Have you ever stood inside a molecule the size of a house? The students at Yale Chemistry have. By way of virtual headsets, Brandon Q. Mercado, Ph.D., X-ray crystallographer, teaches them the various patterns used to bind molecules to make chemistry.
That’s not all he does. He helps researchers understand the atomic structure of compounds they’re working with via a crystal sample and X-ray camera. We met with Brandon in the X-Ray Crystallography Lab in the Chemical & Biophysical Instrumentation Center (CBIC) for a Q&A session about his job.

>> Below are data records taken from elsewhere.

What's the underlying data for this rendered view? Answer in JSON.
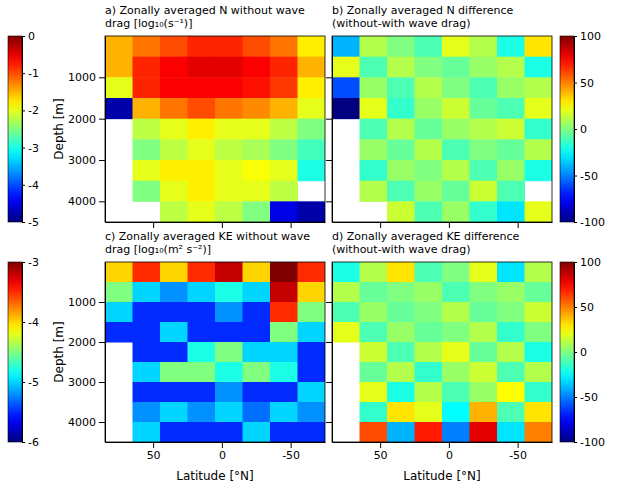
{
  "chart_data": [
    {
      "type": "heatmap",
      "title": "a) Zonally averaged N without wave drag [log₁₀(s⁻¹)]",
      "ylabel": "Depth [m]",
      "color": "jet",
      "tick_labels": "y",
      "xlim": [
        85,
        -75
      ],
      "ylim": [
        0,
        4500
      ],
      "xticks": [
        50,
        0,
        -50
      ],
      "yticks": [
        1000,
        2000,
        3000,
        4000
      ],
      "x": [
        75,
        55,
        35,
        15,
        -5,
        -25,
        -45,
        -65
      ],
      "y": [
        250,
        750,
        1250,
        1750,
        2250,
        2750,
        3250,
        3750,
        4250
      ],
      "z": [
        [
          -1.5,
          -1.2,
          -1.0,
          -0.8,
          -0.8,
          -1.0,
          -1.2,
          -1.8
        ],
        [
          -1.5,
          -0.8,
          -0.6,
          -0.5,
          -0.5,
          -0.6,
          -0.8,
          -1.5
        ],
        [
          -2.0,
          -0.8,
          -0.6,
          -0.6,
          -0.6,
          -0.7,
          -0.9,
          -1.8
        ],
        [
          -4.8,
          -1.5,
          -1.2,
          -1.0,
          -1.2,
          -1.3,
          -1.5,
          -2.0
        ],
        [
          null,
          -2.2,
          -2.0,
          -1.8,
          -2.0,
          -2.0,
          -2.2,
          -2.5
        ],
        [
          null,
          -2.5,
          -2.2,
          -2.0,
          -2.2,
          -2.3,
          -2.5,
          -2.8
        ],
        [
          null,
          -2.0,
          -1.8,
          -1.8,
          -2.0,
          -1.9,
          -2.0,
          -3.0
        ],
        [
          null,
          -2.5,
          -2.0,
          -1.8,
          -2.0,
          -2.0,
          -2.2,
          null
        ],
        [
          null,
          null,
          -2.2,
          -2.0,
          -2.2,
          -2.5,
          -4.5,
          -4.8
        ]
      ],
      "colorbar": {
        "range": [
          -5,
          0
        ],
        "ticks": [
          -5,
          -4,
          -3,
          -2,
          -1,
          0
        ]
      }
    },
    {
      "type": "heatmap",
      "title": "b) Zonally averaged N difference (without-with wave drag)",
      "color": "jet",
      "tick_labels": false,
      "xlim": [
        85,
        -75
      ],
      "ylim": [
        0,
        4500
      ],
      "xticks": [
        50,
        0,
        -50
      ],
      "yticks": [
        1000,
        2000,
        3000,
        4000
      ],
      "x": [
        75,
        55,
        35,
        15,
        -5,
        -25,
        -45,
        -65
      ],
      "y": [
        250,
        750,
        1250,
        1750,
        2250,
        2750,
        3250,
        3750,
        4250
      ],
      "z": [
        [
          -40,
          10,
          0,
          -10,
          20,
          10,
          -20,
          30
        ],
        [
          20,
          -10,
          10,
          0,
          -5,
          5,
          10,
          -20
        ],
        [
          -60,
          5,
          -10,
          10,
          0,
          -10,
          5,
          10
        ],
        [
          -100,
          20,
          -15,
          5,
          15,
          -5,
          -10,
          20
        ],
        [
          null,
          -10,
          10,
          -5,
          5,
          10,
          15,
          -15
        ],
        [
          null,
          5,
          -5,
          10,
          -10,
          0,
          -5,
          10
        ],
        [
          null,
          -15,
          5,
          0,
          10,
          -10,
          5,
          -20
        ],
        [
          null,
          10,
          -10,
          5,
          -5,
          15,
          -10,
          null
        ],
        [
          null,
          null,
          15,
          -10,
          5,
          -15,
          -30,
          20
        ]
      ],
      "colorbar": {
        "range": [
          -100,
          100
        ],
        "ticks": [
          -100,
          -50,
          0,
          50,
          100
        ]
      }
    },
    {
      "type": "heatmap",
      "title": "c) Zonally averaged KE without wave drag [log₁₀(m² s⁻²)]",
      "xlabel": "Latitude [°N]",
      "ylabel": "Depth [m]",
      "color": "jet",
      "xlim": [
        85,
        -75
      ],
      "ylim": [
        0,
        4500
      ],
      "xticks": [
        50,
        0,
        -50
      ],
      "yticks": [
        1000,
        2000,
        3000,
        4000
      ],
      "x": [
        75,
        55,
        35,
        15,
        -5,
        -25,
        -45,
        -65
      ],
      "y": [
        250,
        750,
        1250,
        1750,
        2250,
        2750,
        3250,
        3750,
        4250
      ],
      "z": [
        [
          -4.0,
          -3.5,
          -4.0,
          -3.5,
          -3.2,
          -4.0,
          -3.0,
          -3.5
        ],
        [
          -4.5,
          -5.0,
          -5.2,
          -5.0,
          -4.8,
          -5.0,
          -3.2,
          -4.0
        ],
        [
          -5.0,
          -5.5,
          -5.5,
          -5.5,
          -5.2,
          -5.5,
          -3.5,
          -4.5
        ],
        [
          -5.5,
          -5.5,
          -5.0,
          -5.5,
          -5.5,
          -5.5,
          -4.5,
          -5.0
        ],
        [
          null,
          -5.5,
          -5.5,
          -4.8,
          -4.5,
          -5.0,
          -5.0,
          -5.5
        ],
        [
          null,
          -5.0,
          -4.5,
          -4.5,
          -4.8,
          -4.5,
          -4.8,
          -5.5
        ],
        [
          null,
          -5.5,
          -5.5,
          -5.5,
          -5.2,
          -5.5,
          -5.5,
          -5.0
        ],
        [
          null,
          -5.2,
          -5.0,
          -5.2,
          -5.0,
          -5.3,
          -5.0,
          -5.2
        ],
        [
          null,
          -5.0,
          -5.5,
          -5.5,
          -5.5,
          -5.0,
          -5.5,
          -5.5
        ]
      ],
      "colorbar": {
        "range": [
          -6,
          -3
        ],
        "ticks": [
          -6,
          -5,
          -4,
          -3
        ]
      }
    },
    {
      "type": "heatmap",
      "title": "d) Zonally averaged KE difference (without-with wave drag)",
      "xlabel": "Latitude [°N]",
      "color": "jet",
      "tick_labels": "x",
      "xlim": [
        85,
        -75
      ],
      "ylim": [
        0,
        4500
      ],
      "xticks": [
        50,
        0,
        -50
      ],
      "yticks": [
        1000,
        2000,
        3000,
        4000
      ],
      "x": [
        75,
        55,
        35,
        15,
        -5,
        -25,
        -45,
        -65
      ],
      "y": [
        250,
        750,
        1250,
        1750,
        2250,
        2750,
        3250,
        3750,
        4250
      ],
      "z": [
        [
          -20,
          10,
          30,
          -10,
          0,
          20,
          -30,
          10
        ],
        [
          10,
          -5,
          0,
          5,
          -10,
          0,
          5,
          -5
        ],
        [
          -10,
          5,
          -5,
          0,
          10,
          -5,
          0,
          15
        ],
        [
          20,
          -10,
          5,
          -5,
          0,
          10,
          -15,
          0
        ],
        [
          null,
          15,
          -10,
          10,
          20,
          -5,
          10,
          -20
        ],
        [
          null,
          -5,
          10,
          -15,
          5,
          15,
          -10,
          10
        ],
        [
          null,
          20,
          -20,
          10,
          -10,
          5,
          25,
          -15
        ],
        [
          null,
          -15,
          30,
          20,
          -25,
          40,
          -10,
          30
        ],
        [
          null,
          60,
          -40,
          70,
          -50,
          80,
          -30,
          50
        ]
      ],
      "colorbar": {
        "range": [
          -100,
          100
        ],
        "ticks": [
          -100,
          -50,
          0,
          50,
          100
        ]
      }
    }
  ]
}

TITLE | X-Ray Crystallographer and Lecturer |
YEARS AT YALE | 10 |
What is X-ray crystallography?
Crystallography, in general, is determining the spatial arrangement of atoms within a crystal. Using a diffractometer, you pass an energy beam, in this case, X-ray photons, through the crystal, and then they diverge systematically, giving a beautiful starry night-like pattern. We then do an inverse Fourier transform (a mathematical operation) to determine the molecule that gave rise to that particular pattern.
Why is X-ray crystallography important to chemists?
What it means, practically speaking, is that the exact shape and composition of a new molecule can be seen for the first time. Research groups in the Chemistry Department are constantly making new molecules, and X-ray diffraction is the gold standard for definitively establishing the identities of those molecules.
What do they see in the crystal?
They see their molecule, the types of atoms that make up the molecule, and the distance from one atom to the next. If we put ourselves in the crystal, we would see a latticework of the molecule going on infinitely. It’s like tile work, but instead of tiles, you have molecules; and instead of being two-dimensional, it’s three-dimensional.